Algunos peces recién pescados, expuestos sobre la misma canoa
En pleno reparto, un chaval con la camiseta del presidente se desentiende del tema y posa para mí
Barriendo y acondicionando el centro cívico-social
La limpieza del pescado (aquí las camisetas son del Barça)
El encargado de la brasa cuidando de darle el punto perfecto al pescado
Y aquí el primer plato de pescado tal como nos lo sacaron. Por cierto, los tenedores no se usaron, comimos con la mano, como ellos.
Cuando ya estábamos llenos (no comimos otra cosa que pescado ese mediodía) se generó un momento de esos en que suele
decirse que ha pasado un ángel. Todos estábamos felices, pero la cosa se había
acabado. Yo pensé que ellos estaban esperando a
que nos fuéramos, para comer a su vez, y así se lo dije a mis compañeros. Así que nos pusimos de pié, les pagamos
lo acordado, nos dimos más abrazos y apretones y, cuando ya nos íbamos, se nos
ocurrió cantarles alguna canción de despedida. Improvisamos un coro de cámara, especie de ochote ampliado, y les obsequiamos con Oliñas veñen e van y Adiós con el corazón, que con el alma no
puedo, bien entonadas y con potencia. Eso dio pie a otra tanda de abrazos y
efusiones varias. Y nos fuimos caminando, esta vez por la playa, en dirección al hotel.
Aquella tarde no hicimos nada,
estábamos cansados y necesitábamos un tiempo para asimilar el portento que
habíamos vivido por la mañana. Quedamos para cenar en el hotel y nos
dispersamos. Algunos se echaron una merecida siesta, otros se fueron a la playa a seguir tomando el sol y darse algún chapuzón extra, otros más salieron a hacer fotos por el entorno o a caminar por la playa. Por mi parte, aproveché para descansar un rato y luego me puse a escribir un nuevo post que se llamó África es diferente. Y salí a publicarlo
a la recepción. Esa noche, hicimos una cena más variada y completa que la comida, con arroz, ensalada y fruta. Y nos
fuimos dormir. Y eso fue lo que dio de sí la jornada 14 de este nuestro
viaje, una singladura llena de pasajes asombrosos: los lémures, el tsingy, los
baobabs, el descenso del Tsiribihina, el cruce de ríos a brazo de sirgadores, o el hotel del deputé con overbooking.
Y por supuesto nuestra prodigiosa
salida a pescar junto a la barrera de coral que protege de los rigores del
Océano Indico a toda esa playa gigantesca que bordea Madagascar por el suroeste.
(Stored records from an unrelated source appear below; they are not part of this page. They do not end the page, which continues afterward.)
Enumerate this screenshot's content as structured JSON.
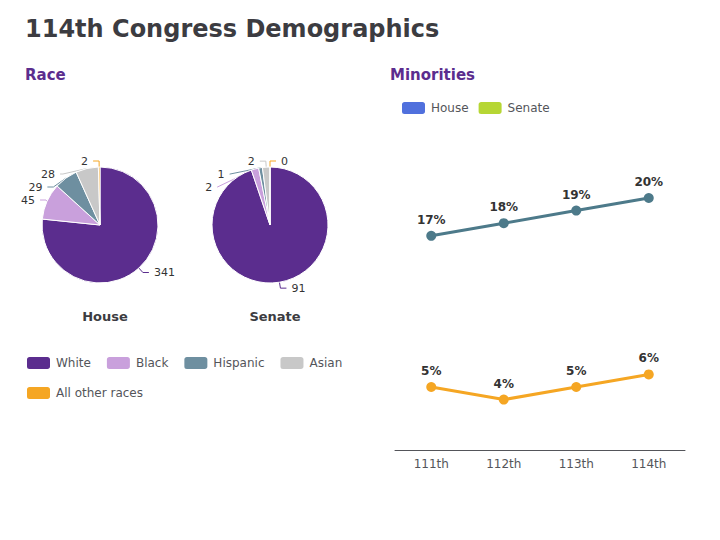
{
  "chart_data": [
    {
      "type": "pie",
      "title": "House",
      "annotations": [
        "114th Congress Demographics",
        "Race"
      ],
      "categories": [
        "White",
        "Black",
        "Hispanic",
        "Asian",
        "All other races"
      ],
      "values": [
        341,
        45,
        29,
        28,
        2
      ],
      "colors": [
        "#5b2d8e",
        "#c9a0dc",
        "#6e8fa0",
        "#c8c8c8",
        "#f5a623"
      ],
      "data_labels": true,
      "legend": "bottom"
    },
    {
      "type": "pie",
      "title": "Senate",
      "categories": [
        "White",
        "Black",
        "Hispanic",
        "Asian",
        "All other races"
      ],
      "values": [
        91,
        2,
        1,
        2,
        0
      ],
      "colors": [
        "#5b2d8e",
        "#c9a0dc",
        "#6e8fa0",
        "#c8c8c8",
        "#f5a623"
      ],
      "data_labels": true
    },
    {
      "type": "line",
      "title": "Minorities",
      "categories": [
        "111th",
        "112th",
        "113th",
        "114th"
      ],
      "series": [
        {
          "name": "House",
          "color": "#4d7a8a",
          "values": [
            17,
            18,
            19,
            20
          ],
          "value_labels": [
            "17%",
            "18%",
            "19%",
            "20%"
          ]
        },
        {
          "name": "Senate",
          "color": "#f5a623",
          "values": [
            5,
            4,
            5,
            6
          ],
          "value_labels": [
            "5%",
            "4%",
            "5%",
            "6%"
          ]
        }
      ],
      "data_labels": true,
      "ylim": [
        0,
        25
      ],
      "yticks": [
        0,
        5,
        10,
        15,
        20,
        25
      ],
      "tick_labels": "x",
      "grid": false,
      "legend": "top"
    }
  ]
}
Sin duda el punto culminante de nuestras andanzas. Nos quedaban otros ocho días de viaje y ya les adelanto que no fueron tan
portentosos. Diría que tuvimos aventuras interesantes, pero más previsibles,
más en la línea de lo que puede esperarse de un viaje como este. Pero yo tengo el
compromiso de contarles el viaje completo y seguiré con ello, aunque creo que a partir de ahora abreviaré un
poco más y eso que salen ustedes ganando. Sean felices y disfruten del puente.
Hermosa aventura y muy bien contada. Yo no pienso ir a Madagascar a pasar penurias pero ¡qué envidia!
ResponderEliminarPues usted que se lo pierde. De todas formas, ya se lo cuento yo. Esto es como una novela de Salgari por entregas.